Jakarta yang metropolitan dan ibu kota Indonesia ini dikunjungi oleh segenap warganya dari Sabang sampai Merauke. Disamping masyarakat umum, dengan alasan tugas negara para pejabat dan tokoh masyarakat dari berbagai daerah silih berganti datang pergi dari daerahnya ke Jakarta. Ada yang wakil rakyat, bupati, sekda, ABRI, guru, polisi, camat, tenaga ahli, politisi, gubernur, pengusaha, utusan para petani atau buruh dan berbagai profesi lainnya. Menjelang pemilu kemarin banyak pula Caleg yang mondar mandir ke Jakarta.
Tapi, yaahh.. Namanya manusia. Kalau sudah sampai Jakarta, urusan tugas bisa jadi lain. Kebanyakan urusan-urusan itu jadi mengembang. Tetapi bukan berarti tugas yang makin nambah banyak. Yang berkembang adalah selingannya. Dengan akibat urusan utamanya jadi kapiran dengan alasannya kurang waktu atau waktunya terlampau singkat.
Yang namanya tugas khan hanya berlangsung pada jam kerja. Diluar itu orang ber-hak untuk bebas. Dan sebagai abdi negara orang khan juga memerlukan istirahat, relaks atau mencari hiburan agar pikiran tidak lelah atau tegang demi pengabdiannya kepada negara dan bangsa tercinta. Ah, romantis banget nih..
Untuk itu mereka perlu shopping ke Mangga Dua atau Sogo Grand Hyyat. Atau pijat sana dan pijit sini di panti pijat yang banyak terserak di seantero Jakarta. Atau sekedar jalan-jalan 'window shopping' dan 'site seeing' ke berbagai tempat di pelosok-pelosok metropolitan ini. Salah satu tempat yang paling populer dikunjungi oleh para tetamu Jakarta adalah Taman Lawang, tempat mangkalnya para waria di daerah Menteng, Jakarta Pusat.
Taman Lawang ini oleh para waria juga bisa dipandang sebagai metropolitan atau ibukota republik tercinta dalam skala kecil atau mini. Alasannya antara lain adalah, walaupun tidak menampilkan pakaian daerahnya yang tradisional, para waria dari berbagai suku bangsa setanah air bisa ditemui di sini.

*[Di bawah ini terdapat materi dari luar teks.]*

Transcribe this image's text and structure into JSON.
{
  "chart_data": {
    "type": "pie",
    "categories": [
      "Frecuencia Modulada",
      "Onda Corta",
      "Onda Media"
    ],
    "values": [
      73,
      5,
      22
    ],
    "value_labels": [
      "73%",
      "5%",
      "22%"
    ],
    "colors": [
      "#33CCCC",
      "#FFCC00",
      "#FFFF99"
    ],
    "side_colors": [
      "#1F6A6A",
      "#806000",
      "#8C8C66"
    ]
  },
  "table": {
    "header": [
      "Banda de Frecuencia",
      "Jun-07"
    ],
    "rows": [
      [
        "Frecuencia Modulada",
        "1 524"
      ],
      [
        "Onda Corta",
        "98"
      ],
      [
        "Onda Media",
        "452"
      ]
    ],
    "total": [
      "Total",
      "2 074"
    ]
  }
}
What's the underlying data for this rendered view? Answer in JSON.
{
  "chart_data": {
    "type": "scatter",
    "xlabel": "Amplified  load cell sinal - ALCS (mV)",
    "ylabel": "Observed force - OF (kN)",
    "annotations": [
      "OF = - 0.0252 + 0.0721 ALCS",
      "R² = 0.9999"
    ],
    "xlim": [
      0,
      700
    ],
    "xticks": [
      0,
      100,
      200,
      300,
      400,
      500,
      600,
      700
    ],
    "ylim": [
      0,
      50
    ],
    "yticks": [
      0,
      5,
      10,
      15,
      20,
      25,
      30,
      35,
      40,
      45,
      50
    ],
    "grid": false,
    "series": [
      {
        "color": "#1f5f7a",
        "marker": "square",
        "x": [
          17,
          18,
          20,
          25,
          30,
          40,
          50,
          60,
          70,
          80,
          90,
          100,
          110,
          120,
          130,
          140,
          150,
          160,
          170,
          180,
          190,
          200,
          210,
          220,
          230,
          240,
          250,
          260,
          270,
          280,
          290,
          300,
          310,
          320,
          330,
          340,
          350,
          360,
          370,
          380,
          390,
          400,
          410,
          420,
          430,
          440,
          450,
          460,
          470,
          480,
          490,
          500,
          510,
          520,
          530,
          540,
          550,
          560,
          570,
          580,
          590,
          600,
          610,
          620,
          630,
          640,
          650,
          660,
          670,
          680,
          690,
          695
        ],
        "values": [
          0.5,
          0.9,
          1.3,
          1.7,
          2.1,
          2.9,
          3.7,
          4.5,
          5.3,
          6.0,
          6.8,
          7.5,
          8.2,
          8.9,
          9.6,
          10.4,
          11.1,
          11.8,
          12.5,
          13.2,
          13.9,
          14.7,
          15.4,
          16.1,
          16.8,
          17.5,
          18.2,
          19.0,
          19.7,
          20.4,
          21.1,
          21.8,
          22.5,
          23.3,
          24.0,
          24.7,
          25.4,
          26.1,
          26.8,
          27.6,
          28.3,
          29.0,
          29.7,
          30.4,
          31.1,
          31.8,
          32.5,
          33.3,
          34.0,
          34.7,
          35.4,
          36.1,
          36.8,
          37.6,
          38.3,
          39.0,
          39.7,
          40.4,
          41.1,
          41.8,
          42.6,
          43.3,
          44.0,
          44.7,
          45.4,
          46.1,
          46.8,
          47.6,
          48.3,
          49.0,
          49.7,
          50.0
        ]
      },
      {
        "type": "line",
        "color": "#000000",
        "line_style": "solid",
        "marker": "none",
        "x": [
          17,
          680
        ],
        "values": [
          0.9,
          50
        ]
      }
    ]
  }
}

Mereka bisa ditandai dari omongannya yang suka diseling dengan bahasa daerahnya atau dari ciri-ciri fisiknya yang khas. Misalnya warna kulitnya. Rambutnya atau lainnya. Ada yang berkulit coklat, ada yang hitam, ada yang kuning, ada yang sipit, ada keriting dan macam-macam ragam lainnya. Yang pantas menjadi teladan nasional adalah, di taman ini yang namanya semangat NKRI atau semangat persatuan dan kesatuan Indonesia tak pernah tergoyahkan. Tak pernah ada perkelahian antar waria, antar suku, antar warna kulit, antar ras dan sebagainya di taman ini.
Kalau toh di tempat ini ada semacam kerusuhan, justru ditimbulkan oleh para petugas Kamtib yang maunya 'sok' bikin tertib para waria. Dan akibatnya para waria pada lari tunggang langgang atau ngumpet sampai Kamtib-nya pergi. Sepertinya ada korelasi antara ciri-ciri penghuni dengan ciri-ciri tamunya di keramaian Taman Lawang ini. Tetapi adanya sentuhan persamaan asal usul antara tamu dan penghuninya itu bukan merupakan motivasi utama adanya kehadiran mereka di sana.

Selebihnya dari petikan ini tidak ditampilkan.